22On constate donc que ces rituels d’amicitia entre princes ne sont pas issus de l’imagination du moine de Reims. Au contraire, ils constituent un système cohérent et symbolique dans lequel chaque détail a son importance. Ces rituels ont pour but de montrer ouvertement au public de la cour l’existence de la relation personnelle ainsi mise en scène. Leur aspect public est aussi une garantie de l’accord passé entre les deux hommes. Revenons un moment à l’anecdote de l’épée, sur laquelle Richer insiste beaucoup. Depuis le début du rituel, Otton II essaye de mettre Hugues Capet dans une situation d’infériorité : il le fait venir à Rome et tente de lui faire porter son épée. En effet l’empereur a du mal à accepter d’être mis sur un pied d’égalité avec un simple duc, même si c’est l’homme le plus puissant du royaume de France ; il tente donc de faire glisser le rituel d’amitié vers un rituel vassalique par lequel le duc lui devrait fidélité. Il s’agit d’une véritable stratégie politique et, selon J.-C. Schmitt, Richer l’a bien compris : nous savons que son Histoire n’a été écrite que dans les années 990, après l’accession d’Hugues Capet au trône de France. Ainsi pour le moine de Reims, « l’évêque qui accompagne le duc Hugues “sait” que le duc doit devenir roi des Francs et qu’il ne peut donc porter l’épée de l’empereur sans compromettre sa souveraineté future »125. Richer atténue par cette anecdote l’inégalité de la relation entre les deux hommes afin de montrer que dès les années 980, le destin de Hugues Capet était de devenir roi. Ceci prouve l’impact important que pouvait avoir ce rituel d’amitié sur les spectateurs, la cour des princes concernés.

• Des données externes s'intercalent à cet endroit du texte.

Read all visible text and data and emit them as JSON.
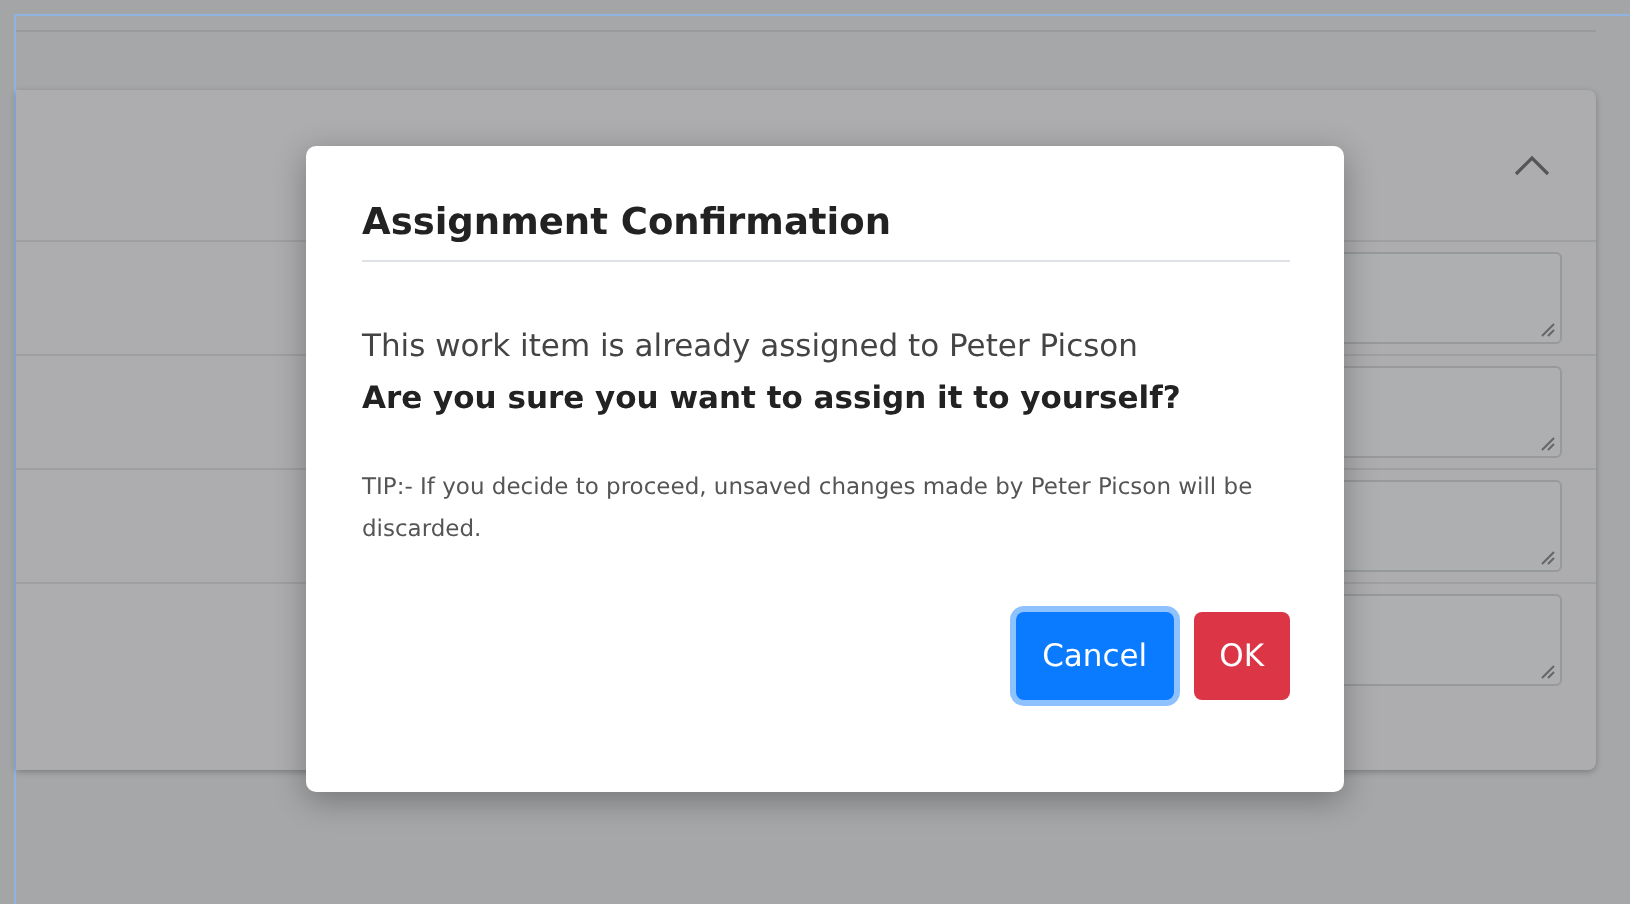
{
  "background_panel": {
    "expanded": true,
    "fields": [
      {
        "kind": "textarea"
      },
      {
        "kind": "textarea"
      },
      {
        "kind": "textarea"
      },
      {
        "kind": "textarea"
      }
    ]
  },
  "dialog": {
    "title": "Assignment Confirmation",
    "message": "This work item is already assigned to Peter Picson",
    "question": "Are you sure you want to assign it to yourself?",
    "tip": "TIP:- If you decide to proceed, unsaved changes made by Peter Picson will be discarded.",
    "buttons": [
      {
        "label": "Cancel",
        "kind": "primary",
        "focused": true
      },
      {
        "label": "OK",
        "kind": "danger",
        "focused": false
      }
    ]
  }
}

Ces rituels d’amitié, bien codifiés, sont donc spécifiques à la « société » des princes même s’ils passent par le filtre du langage et de la pensée ecclésiastiques126.

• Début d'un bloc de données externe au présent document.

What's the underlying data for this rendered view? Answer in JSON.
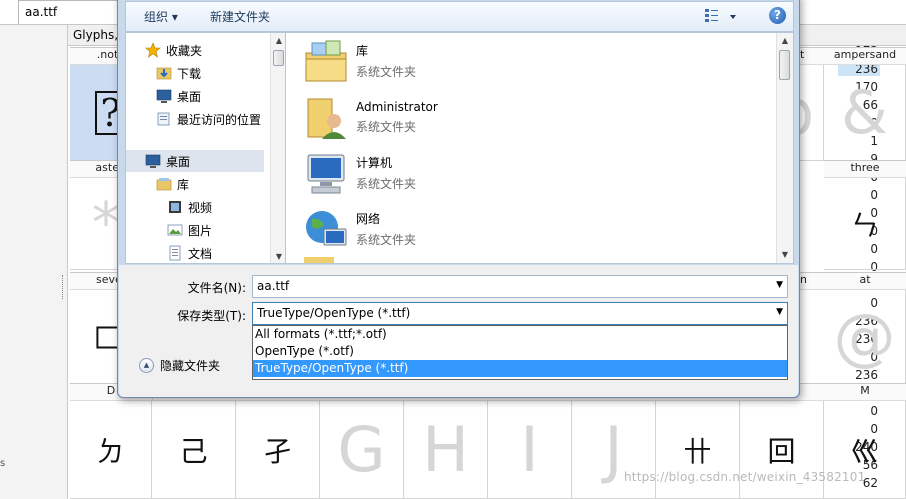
{
  "editor": {
    "tab_title": "aa.ttf",
    "header_label": "Glyphs,",
    "left_numbers": [
      "0",
      "172",
      "236",
      "170",
      "66",
      "0",
      "1",
      "9",
      "0",
      "0",
      "0",
      "0",
      "0",
      "0",
      "0",
      "0",
      "236",
      "236",
      "0",
      "236",
      "0",
      "0",
      "0",
      "240",
      "56",
      "62"
    ],
    "selected_number_index": 2,
    "glyph_top_labels": [
      ".notd",
      "t",
      "ampersand"
    ],
    "glyph_row2_labels": [
      "asteri",
      "three"
    ],
    "glyph_row3_labels": [
      "seve",
      "n",
      "at"
    ],
    "glyph_row4_labels": [
      "D",
      "M"
    ],
    "glyphs_row1": {
      "notdef": "?",
      "b_partial": "b",
      "ampersand": "&"
    },
    "glyphs_row2": {
      "asterisk_partial": "*",
      "three": "ㄣ"
    },
    "glyphs_row3": {
      "seven_partial": "匚",
      "at": "@"
    },
    "glyphs_row5": [
      {
        "char": "ㄉ",
        "kind": "hand"
      },
      {
        "char": "己",
        "kind": "hand"
      },
      {
        "char": "孑",
        "kind": "hand"
      },
      {
        "char": "G",
        "kind": "ghost"
      },
      {
        "char": "H",
        "kind": "ghost"
      },
      {
        "char": "I",
        "kind": "ghost"
      },
      {
        "char": "J",
        "kind": "ghost"
      },
      {
        "char": "卄",
        "kind": "hand"
      },
      {
        "char": "回",
        "kind": "hand"
      },
      {
        "char": "巛",
        "kind": "hand"
      }
    ],
    "left_edge_glyph": "s"
  },
  "dialog": {
    "toolbar": {
      "organize": "组织 ▾",
      "new_folder": "新建文件夹",
      "help": "?"
    },
    "nav_items": [
      {
        "label": "收藏夹",
        "icon": "favorites-star-icon"
      },
      {
        "label": "下载",
        "icon": "downloads-folder-icon"
      },
      {
        "label": "桌面",
        "icon": "desktop-icon"
      },
      {
        "label": "最近访问的位置",
        "icon": "recent-places-icon"
      },
      {
        "label": "桌面",
        "icon": "desktop-icon"
      },
      {
        "label": "库",
        "icon": "library-icon"
      },
      {
        "label": "视频",
        "icon": "videos-icon"
      },
      {
        "label": "图片",
        "icon": "pictures-icon"
      },
      {
        "label": "文档",
        "icon": "documents-icon"
      }
    ],
    "content_items": [
      {
        "name": "库",
        "type": "系统文件夹",
        "icon": "library-folder-icon"
      },
      {
        "name": "Administrator",
        "type": "系统文件夹",
        "icon": "user-folder-icon"
      },
      {
        "name": "计算机",
        "type": "系统文件夹",
        "icon": "computer-icon"
      },
      {
        "name": "网络",
        "type": "系统文件夹",
        "icon": "network-globe-icon"
      }
    ],
    "filename_label": "文件名(N):",
    "filename_value": "aa.ttf",
    "savetype_label": "保存类型(T):",
    "savetype_value": "TrueType/OpenType (*.ttf)",
    "savetype_options": [
      "All formats (*.ttf;*.otf)",
      "OpenType (*.otf)",
      "TrueType/OpenType (*.ttf)"
    ],
    "selected_option_index": 2,
    "hide_folders": "隐藏文件夹"
  },
  "watermark": "https://blog.csdn.net/weixin_43582101"
}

23Les lettres de Gerbert présentent donc une société des princes qui pense l’amitié par le filtre de modèles ecclésiastiques mais qui possède ses propres rituels d’amitié et d’alliance, connus voire codifiés. Ceux-ci garantissent l’efficacité et la publicité des relations d’amitié ainsi mises en scène. Cependant cette societas entre princes renvoie aussi chez Gerbert à un idéal religieux plus large : les premiers personnages de la chrétienté doivent, par leurs alliances, garantir la paix pour l’ensemble de la société chrétienne.
24Nous nous sommes interrogée sur la « société » des princes à la fin du Xe siècle en Occident. À partir de l’analyse des lettres de Gerbert de Reims et de l’Histoire de son disciple Richer, on peut présenter effectivement les princes comme un groupe social particulier qui se distingue du reste de la société par différents aspects. Ce groupe est soudé par le langage spécifique de l’amicitia, du foedus qui traduit les liens entre ses membres. Il partage ce langage avec un autre type de princes, les princes ecclésiastiques, qui servent souvent de secrétaires, de chanceliers aux grands. Ce langage, en particulier celui de l’amicitia, définit des relations sociales qui mêlent étroitement les aspects politiques et affectifs. Ces relations sociales sont pratiquées selon des rituels spécifiques aux princes laïques, un langage des signes soigneusement mis en scène et qui allie la parole et les gestes. Gerbert de Reims interprète donc les relations entre les plus grands de ces princes, les rois et les empereurs, comme une forme de societas, d’union destinée à mettre en pratique la paix voulue par Dieu, pour assurer l’harmonie au sein de la société chrétienne.
Notes de bas de page
1 Friendship in medieval Europe, J. Haseldine (sd), Sutton, 1999, introduction p. XVII : « how does the institution of friendship form and regulate human society ? ».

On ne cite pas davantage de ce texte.